Она смотрела на Маренн с недоумением и обидой.
"И что Вальтер в ней нашел?" - казалось, вопрошали ее холодные, светлые глаза. Маренн сделала вид, что не замечает этого. В конце концов она приехала сюда не для того, чтобы состязаться с Ильзе в женских достоинствах. Она приехала совершенно по другому поводу.
- Я хочу сказать, что готова разорвать отношения с вашим мужем и уйти из его жизни, - произнесла она, глядя Ильзе в лицо, - Я даже обещаю, что уйду в том случае, если вы пообещаете, что постараетесь изменить свое отношение, все забыть и создать для него ту спокойную семейную жизнь, которую он заслуживает и которая просто необходима для его здоровья. Я больше никогда не встану между вами. Я не могу уйти со службы, но из его личной жизни уйду.
К ее удивлению, Ильзе никак не отреагировала. Как будто и не слышала. Накрашенные губы скривились, на лице отразилась капризная гримаска.
- Вы знаете, Вальтер так скуп, - пожаловалась она, - Он совсем меня не обеспечивает. Мне надо…
Дальше последовал целый список вещей, без которых фрау Шелленберг не представляла себе дальнейшей жизни. Он был весьма внушительным. Она перечисляла, перечисляла, срываясь на истерические всхлипывания. В конце концов Маренн надоело слушать.

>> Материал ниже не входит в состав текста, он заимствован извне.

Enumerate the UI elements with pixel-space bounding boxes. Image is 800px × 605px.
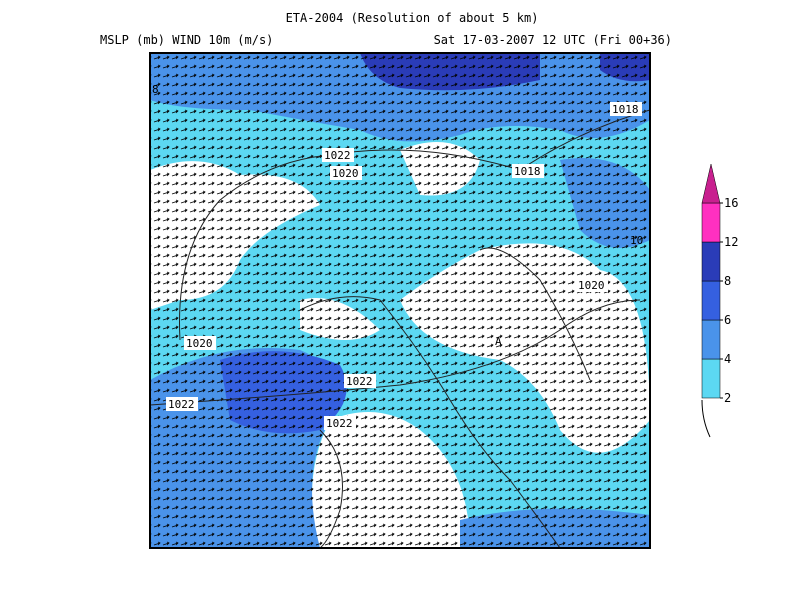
legend-tail (701, 399, 711, 438)
isobar-label: 1022 (324, 149, 351, 162)
isobar-label: 8 (152, 83, 159, 96)
map-title: ETA-2004 (Resolution of about 5 km) (286, 11, 539, 25)
legend-segment (701, 241, 721, 282)
legend-overflow (701, 163, 721, 204)
map-area: 8 1018 1022 1020 1018 10 1020 1020 1022 … (150, 53, 650, 548)
isobar-label: 1022 (346, 375, 373, 388)
legend-tick-label: 2 (724, 391, 731, 405)
color-legend: 2 4 6 8 12 16 (701, 163, 738, 405)
valid-time: Sat 17-03-2007 12 UTC (Fri 00+36) (434, 33, 672, 47)
legend-segment (701, 280, 721, 321)
isobar-label: 1020 (186, 337, 213, 350)
isobar-label: 1020 (332, 167, 359, 180)
legend-tick-label: 8 (724, 274, 731, 288)
isobar-label: 1020 (578, 279, 605, 292)
legend-segment (701, 319, 721, 360)
legend-tick-label: 4 (724, 352, 731, 366)
isobar-label: 1018 (612, 103, 639, 116)
legend-segment (701, 202, 721, 243)
isobar-label: 1022 (168, 398, 195, 411)
legend-segment (701, 358, 721, 399)
high-marker: A (495, 335, 502, 348)
map-frame (149, 52, 651, 549)
isobar-label: 1018 (514, 165, 541, 178)
isobar-label: 10 (630, 234, 643, 247)
legend-tick-label: 16 (724, 196, 738, 210)
legend-tick-label: 6 (724, 313, 731, 327)
map-fields: MSLP (mb) WIND 10m (m/s) (100, 33, 273, 47)
legend-tick-label: 12 (724, 235, 738, 249)
isobar-label: 1022 (326, 417, 353, 430)
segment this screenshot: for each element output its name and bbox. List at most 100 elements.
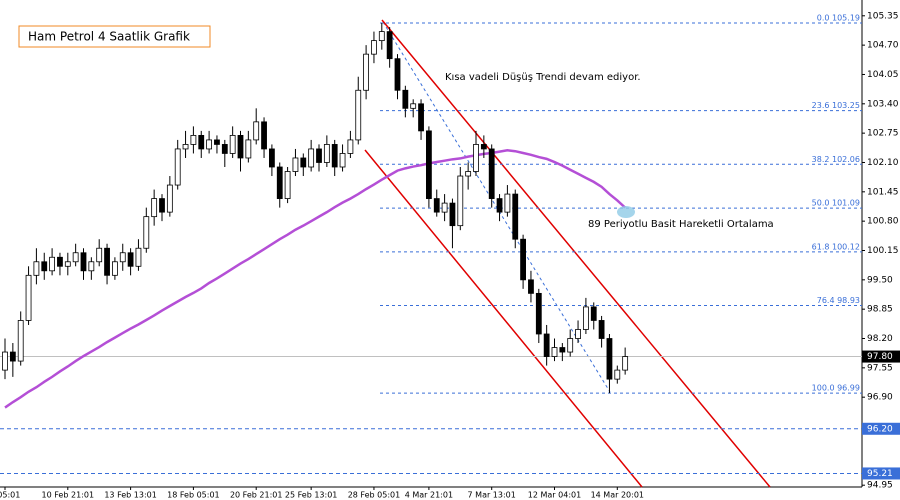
candle-body [64,261,71,267]
candle-body [457,175,464,227]
candle-body [49,256,55,272]
candle-body [190,135,197,145]
candle-body [528,279,534,294]
candle-body [575,329,581,339]
candle-body [347,139,354,154]
moving-average [4,149,626,409]
candle-body [72,252,79,263]
x-tick-label: 20 Feb 21:01 [230,491,282,500]
candle-body [206,139,213,150]
ma-highlight [617,206,635,218]
candle-body [151,198,158,218]
y-tick-label: 99.50 [867,275,893,285]
candle-body [473,144,479,172]
plot: 105.35 104.70 104.05 103.40 102.75 102.10 101.… [0,11,899,491]
candle-body [559,347,566,353]
candle-body [402,89,409,109]
candle-body [386,31,393,60]
fib-label: 61.8 100.12 [812,242,860,251]
candle-body [159,198,165,213]
candle-body [88,261,95,272]
candle-body [143,216,150,249]
candle-body [378,31,385,42]
candle-body [166,184,173,213]
x-tick-label: 18 Feb 05:01 [167,491,219,500]
candle-body [276,166,283,199]
candle-body [25,274,32,321]
candle-body [127,252,134,267]
candle-body [394,58,401,91]
x-tick-label: 12 Mar 04:01 [528,491,581,500]
candle-body [504,193,511,213]
y-tick-label: 105.35 [867,11,899,21]
candle-body [221,144,228,154]
candle-body [214,139,220,145]
candle-body [2,351,8,371]
candle-body [323,144,330,163]
candle-body [480,144,487,150]
candle-body [410,103,417,109]
candle-body [598,320,605,339]
candle-body [104,247,110,276]
annotation: 89 Periyotlu Basit Hareketli Ortalama [588,219,774,230]
candle-body [33,261,40,276]
candle-body [119,252,126,263]
y-tick-label: 104.05 [867,70,899,80]
candle-body [590,306,597,321]
candle-body [418,103,424,132]
fib-label: 100.0 96.99 [812,384,860,393]
candle-body [520,238,526,281]
fib-label: 23.6 103.25 [812,101,860,110]
price-box [862,350,900,363]
x-tick-label: 7 Mar 13:01 [468,491,516,500]
candle-body [363,53,370,91]
candle-body [292,157,299,172]
x-tick-label: 25 Feb 13:01 [285,491,337,500]
fib-label: 38.2 102.06 [812,155,860,164]
candle-body [488,148,495,199]
candle-body [583,306,589,330]
candle-body [229,135,236,154]
candle-body [512,193,519,240]
candle-body [433,198,440,213]
candle-body [551,347,558,357]
candle-body [9,351,16,362]
candle-body [449,202,456,227]
candle-body [441,202,448,213]
y-tick-label: 102.10 [867,158,899,168]
channel-lower [364,149,643,488]
title-box [18,25,211,48]
candle-body [535,292,542,335]
candle-body [496,198,503,213]
candle-body [371,40,377,55]
x-tick-label: 14 Mar 20:01 [591,491,644,500]
fib-trend-line [382,21,611,393]
candle-body [261,121,267,150]
candle-body [606,338,613,380]
candle-body [80,252,87,272]
candle-body [245,139,252,159]
candle-body [316,148,322,163]
y-tick-label: 96.90 [867,393,893,403]
candle-body [465,171,472,177]
y-tick-label: 98.20 [867,334,893,344]
candle-body [308,148,315,168]
fib-label: 0.0 105.19 [817,14,860,23]
candle-body [112,261,118,276]
channel-upper [381,19,771,488]
candle-body [135,247,142,267]
price-label: 95.21 [867,469,893,479]
candle-body [567,338,574,353]
fib-label: 76.4 98.93 [817,296,860,305]
x-tick-label: 4 Mar 21:01 [405,491,453,500]
candle-body [339,153,346,168]
y-tick-label: 100.15 [867,246,899,256]
price-box [862,467,900,480]
candle-body [622,356,629,371]
candle-body [174,148,181,186]
current-price-label: 97.80 [867,352,893,362]
candle-body [425,130,432,199]
y-tick-label: 101.45 [867,187,899,197]
chart-title: Ham Petrol 4 Saatlik Grafik [28,30,190,44]
x-tick-label: 28 Feb 05:01 [348,491,400,500]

- Послушайте, ответьте мне, - она прервала Ильзе без особых церемоний. - Если мы вам все это купим. А заодно добавим замок во Франции, палаццо в Италии, земельные угодья в Австрии и еще отдельный остров в Тихом океане, - она едва сдерживала сарказм. - Тогда вы удовлетворитесь и подумаете наконец о здоровье мужа и о будущем сына?
- Вы еще смеетесь надо мной, - Ильзе опустила голову, голос ее дрожал от слез. - Вы хотите, чтобы я изменилась, все забыла? Но Вальтер разлюбил меня. И он снова меня никогда не полюбит. Даже если вы откажетесь от него, он не забудет вас, потому что он любит. Он сам мне сказал об этом прямо. А если сказал, значит, это действительно так. Меня же он жалеет и не бросает окончательно из-за Клауса. Хотя и тот скоро полностью перестанет нуждаться во мне. Скоро он привыкнет к вам и забудет обо мне.